Into the breach steps Judah—it is clear that we are seeing a foreshadowing of that tribe’s leadership position in the future, and why we are, today, called “Jews” (originally “Judeans”), and not “Benjaminites” or “Josephites.” His speech is fifteen verses in length, and it is both simple and eloquent, reminding the Pharaoh’s viceroy why, if he imprisons their baby brother, Father Jacob will die of a broken heart, having lost both of his favorites, Joseph and Benjamin.
These words penetrate Joseph’s heart of stone, and break the psychological barrier he has erected between himself and his family; he can no longer maintain his cool, polished, cosmopolitan façade. In a choked voice, he orders his guards to clear the room of all Egyptians save himself, and, switching to Hebrew, he confesses to his shocked brothers, “I am Joseph; does my father yet live?”
Of which “father” is Joseph speaking? Hasn’t Israel, his beloved parent, been the subject of the entire discussion up to this point? I believe that this, his first, self-revealingly honest query to his brothers, his first confession on their mutual road to reconciliation, points to something deeper than the physical father to whom they all owe their beginnings. No: we are speaking here of Israel’s ideals—the life-lessons which the young Jacob learned during his experiences with Esav, with Lavan; his years of infertility-struggle with Rachel; his finally learning to love Leah, who rose above her demeaned status to become a proud mother of tribes; and not to forget Bilhah and Zilpah, whose voices also yearned to rise beyond their scorned concubine-status.

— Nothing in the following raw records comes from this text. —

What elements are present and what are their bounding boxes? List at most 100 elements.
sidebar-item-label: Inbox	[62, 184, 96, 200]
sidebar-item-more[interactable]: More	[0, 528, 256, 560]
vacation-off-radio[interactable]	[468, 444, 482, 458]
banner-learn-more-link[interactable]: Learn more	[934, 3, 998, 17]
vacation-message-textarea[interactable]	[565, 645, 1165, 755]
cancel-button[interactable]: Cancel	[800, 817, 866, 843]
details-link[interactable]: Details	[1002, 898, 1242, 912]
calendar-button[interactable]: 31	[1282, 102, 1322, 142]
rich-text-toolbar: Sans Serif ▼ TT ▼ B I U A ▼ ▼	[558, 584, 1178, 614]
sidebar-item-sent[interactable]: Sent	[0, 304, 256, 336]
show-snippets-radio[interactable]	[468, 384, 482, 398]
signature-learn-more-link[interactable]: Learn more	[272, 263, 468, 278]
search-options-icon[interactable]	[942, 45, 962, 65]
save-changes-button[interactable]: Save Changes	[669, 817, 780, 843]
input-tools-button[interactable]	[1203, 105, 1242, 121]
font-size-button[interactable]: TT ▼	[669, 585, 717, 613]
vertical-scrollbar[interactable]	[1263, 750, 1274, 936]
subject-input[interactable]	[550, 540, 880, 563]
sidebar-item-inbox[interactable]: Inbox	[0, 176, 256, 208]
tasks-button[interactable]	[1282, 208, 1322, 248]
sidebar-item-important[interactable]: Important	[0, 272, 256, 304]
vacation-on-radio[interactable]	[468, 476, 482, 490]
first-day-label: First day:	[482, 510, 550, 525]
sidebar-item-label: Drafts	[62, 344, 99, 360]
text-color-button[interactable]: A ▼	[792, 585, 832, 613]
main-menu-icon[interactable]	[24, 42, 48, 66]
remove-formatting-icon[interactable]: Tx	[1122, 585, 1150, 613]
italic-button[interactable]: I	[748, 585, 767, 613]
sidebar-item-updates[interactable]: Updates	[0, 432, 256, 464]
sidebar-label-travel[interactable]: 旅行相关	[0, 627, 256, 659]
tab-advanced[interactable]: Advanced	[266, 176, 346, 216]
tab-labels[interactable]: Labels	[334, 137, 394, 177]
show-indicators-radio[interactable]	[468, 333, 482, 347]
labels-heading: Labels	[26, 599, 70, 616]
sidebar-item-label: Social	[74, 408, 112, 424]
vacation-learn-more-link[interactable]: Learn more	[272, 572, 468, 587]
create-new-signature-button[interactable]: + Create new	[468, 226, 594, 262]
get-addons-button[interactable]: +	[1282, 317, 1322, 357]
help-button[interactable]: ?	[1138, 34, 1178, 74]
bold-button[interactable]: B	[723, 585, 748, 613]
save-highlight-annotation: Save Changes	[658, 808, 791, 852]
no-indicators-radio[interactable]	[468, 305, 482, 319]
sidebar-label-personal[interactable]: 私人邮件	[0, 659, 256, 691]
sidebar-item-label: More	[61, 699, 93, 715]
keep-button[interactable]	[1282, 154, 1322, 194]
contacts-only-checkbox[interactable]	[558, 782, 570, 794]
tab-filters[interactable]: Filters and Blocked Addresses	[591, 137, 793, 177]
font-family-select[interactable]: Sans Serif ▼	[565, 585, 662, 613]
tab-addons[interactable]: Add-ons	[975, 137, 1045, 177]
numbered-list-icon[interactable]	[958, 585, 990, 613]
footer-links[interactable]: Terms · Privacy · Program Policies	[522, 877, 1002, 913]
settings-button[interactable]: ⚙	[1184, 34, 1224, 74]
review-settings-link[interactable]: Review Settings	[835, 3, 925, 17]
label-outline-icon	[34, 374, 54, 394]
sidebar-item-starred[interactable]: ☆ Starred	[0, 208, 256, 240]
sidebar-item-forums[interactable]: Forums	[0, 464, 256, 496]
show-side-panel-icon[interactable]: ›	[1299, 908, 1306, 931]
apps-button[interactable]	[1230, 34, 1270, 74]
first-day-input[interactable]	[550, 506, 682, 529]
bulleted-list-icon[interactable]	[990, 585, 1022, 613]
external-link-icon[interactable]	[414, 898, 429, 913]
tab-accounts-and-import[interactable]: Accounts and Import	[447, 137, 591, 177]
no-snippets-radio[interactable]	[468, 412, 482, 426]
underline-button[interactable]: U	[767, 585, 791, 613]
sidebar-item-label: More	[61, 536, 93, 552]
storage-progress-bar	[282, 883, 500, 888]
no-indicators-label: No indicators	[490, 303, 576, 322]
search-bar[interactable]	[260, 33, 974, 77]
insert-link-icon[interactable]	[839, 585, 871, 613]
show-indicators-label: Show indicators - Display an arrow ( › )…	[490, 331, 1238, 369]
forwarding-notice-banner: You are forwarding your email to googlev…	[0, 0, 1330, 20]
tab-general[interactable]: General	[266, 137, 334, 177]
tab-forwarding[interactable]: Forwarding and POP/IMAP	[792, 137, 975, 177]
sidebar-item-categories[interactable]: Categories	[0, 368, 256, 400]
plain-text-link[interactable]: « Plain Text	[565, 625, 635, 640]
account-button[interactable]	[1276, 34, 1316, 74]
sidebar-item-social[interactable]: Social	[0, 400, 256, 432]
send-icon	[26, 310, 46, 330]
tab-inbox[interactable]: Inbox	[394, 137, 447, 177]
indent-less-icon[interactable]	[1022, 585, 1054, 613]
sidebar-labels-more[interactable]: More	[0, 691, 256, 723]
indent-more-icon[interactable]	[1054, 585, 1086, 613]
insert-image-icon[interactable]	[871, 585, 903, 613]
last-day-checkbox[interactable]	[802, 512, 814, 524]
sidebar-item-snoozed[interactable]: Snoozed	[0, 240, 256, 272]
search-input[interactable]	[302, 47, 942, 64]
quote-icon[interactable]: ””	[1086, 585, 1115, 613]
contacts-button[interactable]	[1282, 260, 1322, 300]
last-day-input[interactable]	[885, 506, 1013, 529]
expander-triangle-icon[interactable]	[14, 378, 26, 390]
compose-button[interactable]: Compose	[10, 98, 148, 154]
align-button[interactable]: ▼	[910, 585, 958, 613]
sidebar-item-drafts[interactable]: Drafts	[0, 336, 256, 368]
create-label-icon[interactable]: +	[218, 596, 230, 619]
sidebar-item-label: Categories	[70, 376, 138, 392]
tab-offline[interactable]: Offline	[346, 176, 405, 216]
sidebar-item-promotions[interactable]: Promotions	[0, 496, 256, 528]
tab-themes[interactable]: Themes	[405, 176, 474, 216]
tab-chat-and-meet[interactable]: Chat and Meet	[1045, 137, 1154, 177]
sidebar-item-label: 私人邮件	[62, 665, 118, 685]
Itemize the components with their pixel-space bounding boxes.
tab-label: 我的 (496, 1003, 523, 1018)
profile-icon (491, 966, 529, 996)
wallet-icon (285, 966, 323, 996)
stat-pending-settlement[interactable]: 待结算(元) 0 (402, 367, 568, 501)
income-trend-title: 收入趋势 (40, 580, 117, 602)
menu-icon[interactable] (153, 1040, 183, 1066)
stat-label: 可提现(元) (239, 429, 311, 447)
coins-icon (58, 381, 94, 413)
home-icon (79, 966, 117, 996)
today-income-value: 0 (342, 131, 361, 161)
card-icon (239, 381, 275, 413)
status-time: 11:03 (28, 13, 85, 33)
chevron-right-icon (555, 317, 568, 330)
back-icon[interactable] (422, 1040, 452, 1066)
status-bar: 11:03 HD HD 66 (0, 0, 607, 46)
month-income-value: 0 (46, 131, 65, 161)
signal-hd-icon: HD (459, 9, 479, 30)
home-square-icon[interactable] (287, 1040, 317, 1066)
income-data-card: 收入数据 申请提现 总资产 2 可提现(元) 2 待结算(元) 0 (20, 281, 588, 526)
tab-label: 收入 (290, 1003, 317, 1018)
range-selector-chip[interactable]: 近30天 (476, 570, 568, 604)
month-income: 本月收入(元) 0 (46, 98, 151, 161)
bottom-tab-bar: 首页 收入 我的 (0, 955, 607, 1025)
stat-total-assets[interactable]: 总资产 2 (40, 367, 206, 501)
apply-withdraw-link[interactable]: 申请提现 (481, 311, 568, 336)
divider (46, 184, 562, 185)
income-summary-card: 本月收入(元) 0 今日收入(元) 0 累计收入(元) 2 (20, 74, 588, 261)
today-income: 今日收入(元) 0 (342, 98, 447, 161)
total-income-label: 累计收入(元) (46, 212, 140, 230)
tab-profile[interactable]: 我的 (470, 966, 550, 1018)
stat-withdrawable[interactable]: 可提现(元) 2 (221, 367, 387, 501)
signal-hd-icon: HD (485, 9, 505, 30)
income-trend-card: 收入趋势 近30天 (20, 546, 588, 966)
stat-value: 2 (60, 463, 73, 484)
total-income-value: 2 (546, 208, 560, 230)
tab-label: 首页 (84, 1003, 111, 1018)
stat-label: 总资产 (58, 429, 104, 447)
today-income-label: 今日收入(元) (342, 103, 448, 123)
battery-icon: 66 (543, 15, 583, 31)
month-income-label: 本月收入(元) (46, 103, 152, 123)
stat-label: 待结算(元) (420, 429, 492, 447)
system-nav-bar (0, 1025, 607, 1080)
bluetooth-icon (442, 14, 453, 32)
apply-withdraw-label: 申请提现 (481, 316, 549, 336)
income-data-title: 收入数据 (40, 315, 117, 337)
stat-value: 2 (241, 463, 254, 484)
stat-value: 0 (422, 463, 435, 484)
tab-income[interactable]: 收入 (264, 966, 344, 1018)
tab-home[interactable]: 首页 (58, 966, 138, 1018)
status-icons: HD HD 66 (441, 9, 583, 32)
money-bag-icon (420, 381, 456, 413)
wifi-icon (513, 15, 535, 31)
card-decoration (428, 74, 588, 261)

All the brothers who, symbolically, become our own fathers, are eternally bequeathing to us our destiny, in this confusing, competitive, modern world of economics and politics, where we struggle daily to find our place.
Where, indeed, do we Jews belong, in a world which continues to need our fabled morality, our ideals, our refusal to follow a crowd to do evil? It will never be an easy world in which to be a Jew, not if being a Jew means to cry out, “What you are doing is wrong, and I must help you to change”—be it social conditions, poverty, ignorance, or the Abyss which threatens to cut off human beings from understanding that we are all, all of us!—made in the Image of God.